Governor Fubara rightly observed that the full capacity operation of Onne Port would be transformative. The area’s vast land mass and industrial potential make it ideal for ancillary businesses — warehousing, logistics, ship repair, and manufacturing. A revitalised Onne would attract investors, create jobs, and stimulate economic growth, not only in Rivers State but across the Niger Delta.
The multiplier effect cannot be overstated. The port’s expansion would boost clearing and forwarding services, strengthen local transport networks, and revitalise the moribund manufacturing sector. It would also expand opportunities for youth employment — a pressing concern in a state where unemployment reportedly hovers around 32 per cent, according to the National Bureau of Statistics (NBS).

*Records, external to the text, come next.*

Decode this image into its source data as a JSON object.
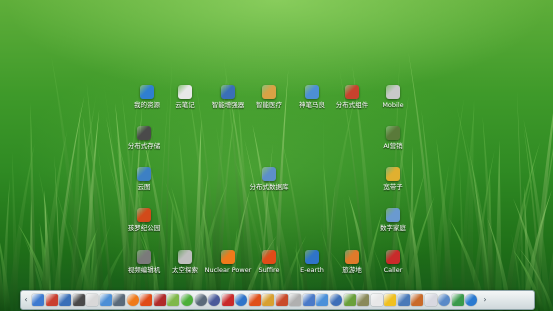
{
  "desktop": {
    "icons": [
      {
        "label": "我的资源",
        "name": "my-resources",
        "color": "#2f7fd1"
      },
      {
        "label": "云笔记",
        "name": "cloud-notes",
        "color": "#e8e8e8"
      },
      {
        "label": "智能增强器",
        "name": "smart-enhancer",
        "color": "#3a6fb8"
      },
      {
        "label": "智能医疗",
        "name": "smart-medical",
        "color": "#d9a245"
      },
      {
        "label": "神笔马良",
        "name": "magic-brush",
        "color": "#4d8fd6"
      },
      {
        "label": "分布式组件",
        "name": "distributed-components",
        "color": "#c7422e"
      },
      {
        "label": "Mobile",
        "name": "mobile",
        "color": "#c9c9c9"
      },
      {
        "label": "分布式存储",
        "name": "distributed-storage",
        "color": "#4a4a4a"
      },
      {
        "label": "AI营销",
        "name": "ai-marketing",
        "color": "#5a7a3a"
      },
      {
        "label": "云图",
        "name": "cloud-map",
        "color": "#3d80c4"
      },
      {
        "label": "分布式数据库",
        "name": "distributed-database",
        "color": "#5d8fc9"
      },
      {
        "label": "宽带子",
        "name": "broadband",
        "color": "#e0b030"
      },
      {
        "label": "孩罗纪公园",
        "name": "jurassic-park",
        "color": "#d24a1a"
      },
      {
        "label": "数字家庭",
        "name": "digital-home",
        "color": "#6a9ad0"
      },
      {
        "label": "视频编辑机",
        "name": "video-editor",
        "color": "#7a7a7a"
      },
      {
        "label": "太空探索",
        "name": "space-explore",
        "color": "#bfbfbf"
      },
      {
        "label": "Nuclear Power",
        "name": "nuclear-power",
        "color": "#f07a1a"
      },
      {
        "label": "Suffire",
        "name": "suffire",
        "color": "#e04b18"
      },
      {
        "label": "E-earth",
        "name": "e-earth",
        "color": "#2f74c9"
      },
      {
        "label": "旅游地",
        "name": "travel",
        "color": "#e07a2a"
      },
      {
        "label": "Caller",
        "name": "caller",
        "color": "#c92a2a"
      }
    ]
  },
  "taskbar": {
    "left_arrow": "‹",
    "right_arrow": "›",
    "items": [
      {
        "name": "folder-icon",
        "color": "#3d7ad0"
      },
      {
        "name": "puzzle-icon",
        "color": "#c94030"
      },
      {
        "name": "database-icon",
        "color": "#3a6fb8"
      },
      {
        "name": "terminal-icon",
        "color": "#4a4a4a"
      },
      {
        "name": "pen-icon",
        "color": "#d8d8d8"
      },
      {
        "name": "upload-icon",
        "color": "#4d8fd6"
      },
      {
        "name": "monitor-icon",
        "color": "#5a6a7a"
      },
      {
        "name": "orange-ball-icon",
        "color": "#f07a1a",
        "round": true
      },
      {
        "name": "fire-icon",
        "color": "#e04b18"
      },
      {
        "name": "bug-icon",
        "color": "#b02a2a"
      },
      {
        "name": "kiwi-icon",
        "color": "#7fb84a"
      },
      {
        "name": "green-ball-icon",
        "color": "#4caf3a",
        "round": true
      },
      {
        "name": "gear-icon",
        "color": "#5a6a7a",
        "round": true
      },
      {
        "name": "settings-icon",
        "color": "#4a5a9a",
        "round": true
      },
      {
        "name": "camera-icon",
        "color": "#c92a2a"
      },
      {
        "name": "globe-icon",
        "color": "#2f74c9",
        "round": true
      },
      {
        "name": "flame-icon",
        "color": "#e0501a"
      },
      {
        "name": "photo-icon",
        "color": "#d8a030"
      },
      {
        "name": "cubes-icon",
        "color": "#c94a2a"
      },
      {
        "name": "cabinet-icon",
        "color": "#b0b0b0"
      },
      {
        "name": "user-icon",
        "color": "#4a7ac8"
      },
      {
        "name": "chart-icon",
        "color": "#4a90d9"
      },
      {
        "name": "gear-blue-icon",
        "color": "#3d6fb8",
        "round": true
      },
      {
        "name": "leaf-icon",
        "color": "#6aa03a"
      },
      {
        "name": "tool-icon",
        "color": "#8a8a5a"
      },
      {
        "name": "sheep-icon",
        "color": "#e8e8e8"
      },
      {
        "name": "cloud-icon",
        "color": "#f0c020"
      },
      {
        "name": "books-icon",
        "color": "#4a7ab8"
      },
      {
        "name": "square-icon",
        "color": "#c96a2a"
      },
      {
        "name": "page-icon",
        "color": "#d8d8e0"
      },
      {
        "name": "swirl-icon",
        "color": "#5a8ac8",
        "round": true
      },
      {
        "name": "monitor-green-icon",
        "color": "#3a9a4a"
      },
      {
        "name": "power-icon",
        "color": "#2a7ad0",
        "round": true
      }
    ]
  }
}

Yet, the challenge lies not in capacity but in policy. For years, Nigeria’s maritime economy has been suffocated by excessive centralisation. Successive governments have prioritised Lagos at the expense of other viable ports, creating a traffic nightmare and logistical bottlenecks that cost importers and exporters billions annually. The governor’s call, therefore, is a plea for fairness and pragmatism.
Making Lagos the exclusive maritime gateway is counter productive. Congestion at Tin Can Island and Apapa has become legendary — ships often wait weeks to berth, while truck queues stretch for kilometres. The result is avoidable demurrage, product delays, and business frustration. A more decentralised port system would spread economic opportunities and reduce the burden on Lagos’ overstretched infrastructure.

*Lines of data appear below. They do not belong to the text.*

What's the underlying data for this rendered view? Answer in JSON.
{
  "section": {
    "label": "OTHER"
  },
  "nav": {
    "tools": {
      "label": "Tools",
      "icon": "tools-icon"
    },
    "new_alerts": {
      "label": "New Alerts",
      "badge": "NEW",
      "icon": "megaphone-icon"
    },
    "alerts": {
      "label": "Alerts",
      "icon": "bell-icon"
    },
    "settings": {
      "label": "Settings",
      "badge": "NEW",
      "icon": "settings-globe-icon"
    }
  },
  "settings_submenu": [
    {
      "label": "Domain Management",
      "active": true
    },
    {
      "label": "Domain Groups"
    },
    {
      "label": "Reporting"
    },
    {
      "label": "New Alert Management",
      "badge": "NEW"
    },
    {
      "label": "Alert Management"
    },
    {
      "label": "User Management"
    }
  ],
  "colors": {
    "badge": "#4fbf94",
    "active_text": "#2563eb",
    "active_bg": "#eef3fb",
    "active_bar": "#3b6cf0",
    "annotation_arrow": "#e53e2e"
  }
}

Importers continue to face severe difficulties clearing goods in Lagos, with bureaucratic delays and poor road networks compounding their woes. The World Bank’s Doing Business Report estimates that Nigerian ports experience average clearance times of 20 days — compared to just 5 days in neighbouring Ghana. Such inefficiency undermines competitiveness and discourages foreign investment.
Worse still, goods transported from Lagos to other regions are often lost to accidents or criminal attacks along the nation’s perilous highways. Reports from the Federal Road Safety Corps indicate that over 5,000 road crashes involving heavy-duty trucks occurred in 2023, many en route from Lagos. By contrast, activating seaports in Rivers, Warri, and Calabar would shorten cargo routes and save lives.
The economic rationale is clear: making all seaports operational will create jobs, enhance trade efficiency, and boost national revenue. It will also help diversify economic activity away from the overburdened South West, spreading prosperity more evenly across the federation.
Decentralisation is both an economic strategy and an act of national renewal. When Onne, Warri, and Calabar ports operate optimally, hinterland states benefit through increased trade and infrastructure development. The federal purse, too, gains through taxes, duties, and improved productivity.
Tin Can Island, already bursting at the seams, exemplifies the perils of over-centralisation. Ships face berthing delays, containers stack up, and port users lose valuable hours navigating chaos. The result is higher operational costs and lower competitiveness. Allowing states like Rivers to fully harness their maritime assets would reverse this trend.
Compelling all importers to use Lagos ports is an anachronistic policy that stifles innovation and local enterprise. Nigeria cannot achieve its industrial ambitions by chaining its logistics system to one congested city. The path to prosperity lies in empowering every state to develop and utilise its natural advantages — and for Rivers, that means functional seaports.
Fubara’s call should not go unheeded. The Federal Government must embrace decentralisation as a strategic necessity for national growth. Making Rivers’ seaports work is not just about reviving dormant infrastructure; it is about unlocking the full maritime potential of a nation yearning for balance, productivity, and shared prosperity.